I don't approximate. To me that's like turning a correct answer into a wrong answer.
[tex]y = 3x+5[/tex]
[tex]y = 4x^2 + x[/tex]
[tex]3x + 5 = 4x^2 + x[/tex]
[tex]0 = 4x^2 - 2x - 5[/tex]
[tex]x = \frac 1 4 (1 \pm \sqrt{1^2 - (4)(-5)})[/tex]
[tex]x = \frac 1 4 (1 \pm \sqrt{21})[/tex]

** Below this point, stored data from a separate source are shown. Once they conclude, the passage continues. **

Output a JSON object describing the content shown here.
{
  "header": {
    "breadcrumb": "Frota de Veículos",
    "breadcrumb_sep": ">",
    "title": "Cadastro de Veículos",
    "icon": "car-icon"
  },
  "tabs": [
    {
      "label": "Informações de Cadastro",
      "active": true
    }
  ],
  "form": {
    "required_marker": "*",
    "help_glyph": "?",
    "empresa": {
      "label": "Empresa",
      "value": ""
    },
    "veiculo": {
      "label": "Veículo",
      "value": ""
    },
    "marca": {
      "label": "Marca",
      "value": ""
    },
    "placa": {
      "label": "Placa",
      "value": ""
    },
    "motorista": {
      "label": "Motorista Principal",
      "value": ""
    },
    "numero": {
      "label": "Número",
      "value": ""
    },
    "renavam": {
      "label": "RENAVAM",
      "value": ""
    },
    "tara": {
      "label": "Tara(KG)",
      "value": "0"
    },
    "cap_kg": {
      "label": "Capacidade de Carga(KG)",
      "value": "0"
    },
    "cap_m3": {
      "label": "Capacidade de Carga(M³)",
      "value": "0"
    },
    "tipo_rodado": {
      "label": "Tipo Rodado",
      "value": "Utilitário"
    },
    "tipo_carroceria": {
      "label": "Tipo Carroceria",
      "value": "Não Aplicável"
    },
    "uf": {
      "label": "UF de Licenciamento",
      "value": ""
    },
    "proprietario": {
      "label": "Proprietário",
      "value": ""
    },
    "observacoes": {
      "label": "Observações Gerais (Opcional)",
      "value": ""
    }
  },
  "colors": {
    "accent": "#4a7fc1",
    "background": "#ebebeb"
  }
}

So there are two values for x. Each has an associated y. Since our quadratics have integer coefficients, the pair of ys, like the pair of xs, will be quadratic conjugates:
[tex]y_+ = 3x_++5 = \frac 3 4(1 + \sqrt{21}) + 5 = \frac 1 4(23 + 3\sqrt{21})[/tex]
[tex]y_- = 3x_- +5 = \frac 3 4(1 - \sqrt{21}) + 5 = \frac 1 4(23 - 3\sqrt{21})[/tex]
Answer:
[tex](x,y) = \left( \frac 1 4 (1 + \sqrt{21}), \frac 1 4(23 + 3\sqrt{21})\right) \textrm{ or } \left( \frac 1 4 (1 - \sqrt{21}), \frac 1 4(23 - 3\sqrt{21})\right) [/tex]
You're on your own for the calculate work.